[133]. Cap François.
[134]. Cap François.
[135]. This part of the coast seems to be what the French saw on the 5th of January, 1774. Monsieur de Pagés speaks of it thus: “Nous reconnumes une nouvelle côte etendue de toute vue dans l’est, et dans le ouest. Les terres de cette côte étoient moins elevées que celles que nous avions vues jusques ici; elles étoient aussi d’un aspect moins rude.” De Pagés, tom. ii. p. 68.
[136]. See Hawkesworth’s Collection of Voyages, Vol. ii. p. 42.
[137]. If the French observations, as marked upon Captain Cook’s chart, and still more authentically upon that published by their own discoverers, may be depended upon, this land doth not reach so far to the west as the meridian of 68°; Cape Louis, which is represented as its most westerly point, being laid down by them to the east of that meridian.
[138]. The idea of Cape Louis being this projecting point of a southern continent, must have soon vanished, as Cape François, within a year after, was found, by the same discoverer, to lie above one third of a degree farther north upon the same land. But if Kerguelen entertained any such imagination at first, we are sure that, at present, he thinks very differently. This appears from the following explicit declaration of his sentiments, which deserves to be transcribed from his late publication, as it does equal honour to his candour, and to Captain Cook’s abilities. “La terre que j’ai découverte est certainement une isle; puisque le célèbre Capitaine Cook a passé au sud, lors de son premier voyage, sans rien rencontrer. Je juge même, que cette isle n’est pas bien grande. Il y a aussi apparence, d’après le Voyage de Monsieur Cook, que toute cette étendue de mers meridionales, est semée d’isles ou de rochers; mais qu’il n’y a ni continent ni grande terre.” Kerguelen, p. 92.
[139]. Kerguelen, as we see in the last note, concurs with Captain Cook as to this. However, he tells us, that he has reason to believe that it is about two hundred leagues in circuit; and that he was acquainted with about fourscore leagues of its coast. “J’en connois environs quatre-vingt lieues des côtes; et j’ai lieu de croire, qu’elle a environ deux cents lieues de circuit.” Kerguelen, ibid.

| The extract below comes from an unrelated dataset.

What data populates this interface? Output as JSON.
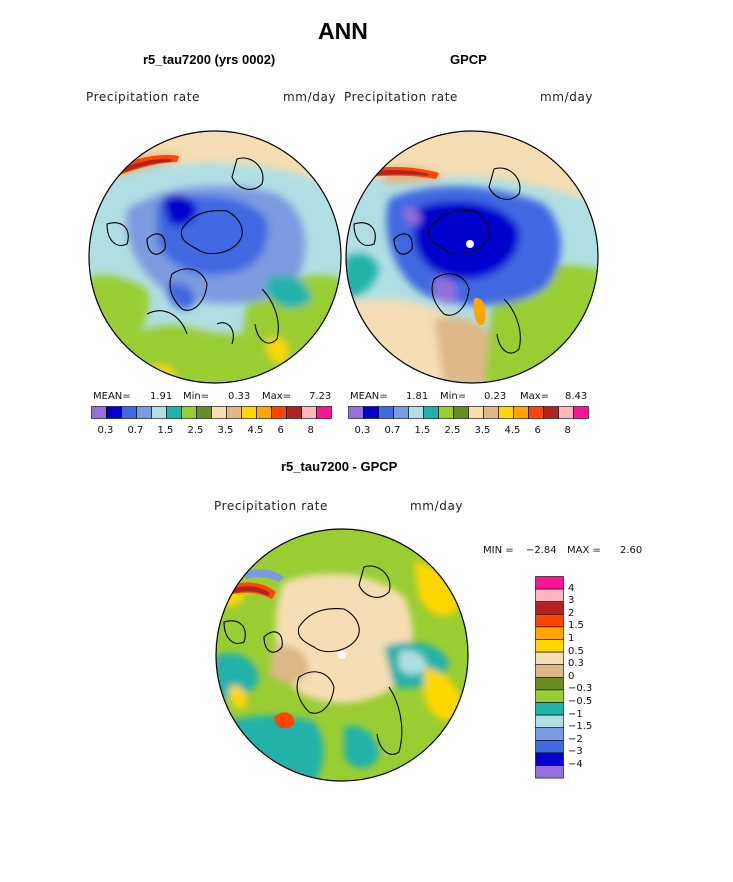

[140]. Some of Monsieur de Kerguelen’s own countrymen seem more desirous than we are, to rob him of this honour. It is very remarkable that Monsieur de Pagés never once mentions the name of his commander. And, though he takes occasion to enumerate the several French explorers of the southern hemisphere, from Gonneville down to Crozet, he affects to preserve an entire silence about Kerguelen, whose first voyage, in which the discovery of this considerable tract of land was made, is kept as much out of sight, as if it never had taken place. Nay, not satisfied with refusing to acknowledge the right of another, he almost assumes it to himself. For, upon a Map of the World annexed to his book, at the spot where the new land is delineated, we read this inscription: Isles nouvelles Australes vuées par Monsieur de Pagés, en 1774. He could scarcely have expressed himself in stronger terms, if he had meant to convey an idea that he was the conductor of the discovery. And yet we know, that he was only a lieutenant [enseigne de vaisseau] on board one of the three ships commanded by Kerguelen; and that the discovery had been already made in a former voyage, undertaken while he was actually engaged in his singular journey round the world.
After all, it cannot but be remarked that Kerguelen was peculiarly unfortunate, in having done so little to complete what he had begun. He discovered a new land indeed; but, in two expeditions to it, he could not once bring his ships to an anchor upon any part of its coasts. Captain Cook, as we have seen in this, and in the foregoing chapter, had either fewer difficulties to struggle with, or was more successful in surmounting them.
[141]. Pennant’s Patagonian penguin. See his Genera of Birds. Tab. 14. p. 66.